Nikolái cogió su iPhone y apagó la luz. Ahora necesitaba escuchar canciones tristes, dejarse invadir por melodías teñidas de nostalgia. Se colocó los auriculares.
Juremos en voz alta por el Trueno que, antes de diez años, la matrioska volverá a estar completa o una maldición caerá sobre todos los miembros del club.
La profecía formulada por Ekaterina, aquella última tarde de su adolescencia en Ucrania, se repetía en la cabeza de Nikolái bajo el sonido de Life for rent, su canción favorita de Dido. Pero esa sentencia no había respetado el plazo, tan solo les había concedido veinticuatro horas; el tiempo exacto que había tardado Dimitri en morir, haciendo imposible que cumplieran el juramento.
Su muerte los había condenado a una separación irreversible, habían sido traicionados por las circunstancias. Entonces todavía no había internet en el pueblo y habían acordado que Nikolái y Ekaterina enviarían sendas cartas a Dimitri con sus domicilios, para establecer el contacto. Sin embargo, cuando ellos aterrizaron en sus respectivos destinos, el escenario de su primera juventud había desaparecido, consumido por las llamas. Mientras se iban alejando a bordo de los aviones, sus historias se desintegraban. Y entre las cenizas, bajo el firmamento donde flotaba aún la huella de sus vuelos, quedaba la vida interrumpida de Dimitri.
Nikolái apretó los dientes. Nada de su pasado había sobrevivido a aquella catástrofe. Excepto la matrioska, que de ese trágico modo había terminado convirtiéndose en un tesoro de incalculable valor para él. Su objeto más valioso, junto a la foto que se hicieron al despedirse y otras dos que conservaba, tomadas durante el verano de 2003.

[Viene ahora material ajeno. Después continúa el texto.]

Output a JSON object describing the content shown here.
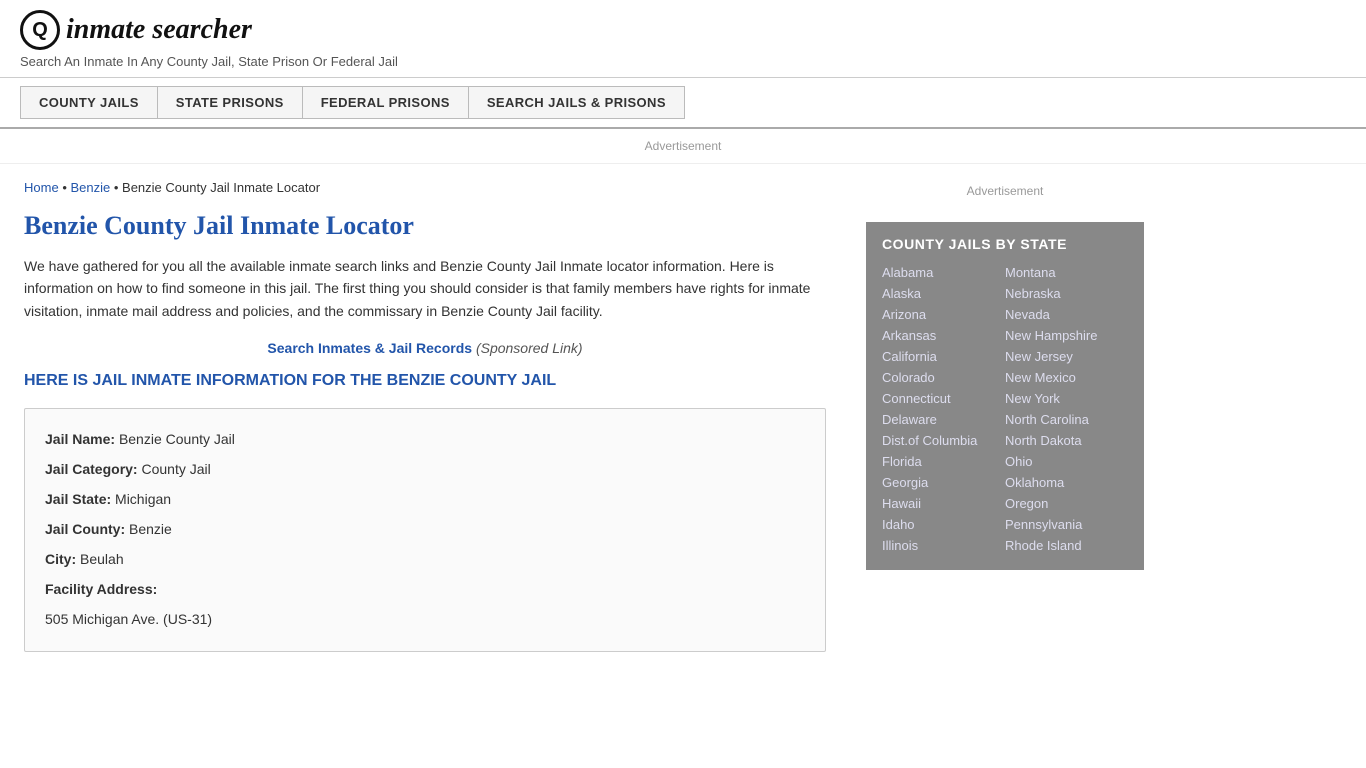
{
  "header": {
    "logo_icon": "🔍",
    "logo_text_prefix": "inmate",
    "logo_text_suffix": "searcher",
    "tagline": "Search An Inmate In Any County Jail, State Prison Or Federal Jail"
  },
  "nav": {
    "items": [
      {
        "label": "COUNTY JAILS"
      },
      {
        "label": "STATE PRISONS"
      },
      {
        "label": "FEDERAL PRISONS"
      },
      {
        "label": "SEARCH JAILS & PRISONS"
      }
    ]
  },
  "ad": {
    "top_label": "Advertisement",
    "sidebar_label": "Advertisement"
  },
  "breadcrumb": {
    "home": "Home",
    "parent": "Benzie",
    "current": "Benzie County Jail Inmate Locator"
  },
  "page": {
    "title": "Benzie County Jail Inmate Locator",
    "body": "We have gathered for you all the available inmate search links and Benzie County Jail Inmate locator information. Here is information on how to find someone in this jail. The first thing you should consider is that family members have rights for inmate visitation, inmate mail address and policies, and the commissary in Benzie County Jail facility.",
    "sponsored_link_text": "Search Inmates & Jail Records",
    "sponsored_label": "(Sponsored Link)",
    "section_heading": "HERE IS JAIL INMATE INFORMATION FOR THE BENZIE COUNTY JAIL"
  },
  "info": {
    "jail_name_label": "Jail Name:",
    "jail_name_value": "Benzie County Jail",
    "jail_category_label": "Jail Category:",
    "jail_category_value": "County Jail",
    "jail_state_label": "Jail State:",
    "jail_state_value": "Michigan",
    "jail_county_label": "Jail County:",
    "jail_county_value": "Benzie",
    "city_label": "City:",
    "city_value": "Beulah",
    "facility_address_label": "Facility Address:",
    "facility_address_value": "505 Michigan Ave. (US-31)"
  },
  "sidebar": {
    "title": "COUNTY JAILS BY STATE",
    "states_col1": [
      "Alabama",
      "Alaska",
      "Arizona",
      "Arkansas",
      "California",
      "Colorado",
      "Connecticut",
      "Delaware",
      "Dist.of Columbia",
      "Florida",
      "Georgia",
      "Hawaii",
      "Idaho",
      "Illinois"
    ],
    "states_col2": [
      "Montana",
      "Nebraska",
      "Nevada",
      "New Hampshire",
      "New Jersey",
      "New Mexico",
      "New York",
      "North Carolina",
      "North Dakota",
      "Ohio",
      "Oklahoma",
      "Oregon",
      "Pennsylvania",
      "Rhode Island"
    ]
  }
}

Se giró en la cama para mirar el resplandor de las luces de la ciudad a través del cristal de la ventana. Las lágrimas volvían a resbalar por su rostro hasta caer sobre la almohada. Una sutil sensación de orfandad fue cubriéndole como una segunda piel.
El día que abandonó Ucrania se llevó como equipaje todo lo que no importaba. Y desde entonces, a pesar de la cercanía de sus padres, no había logrado desembarazarse de una soledad que se hacía presente en los momentos más inoportunos.
Ahora él se disponía a regresar, a hacer frente a un episodio que le había marcado desde la distancia.
—Eres un romántico —concluía Martín, desde su cama—. No lo puedes evitar.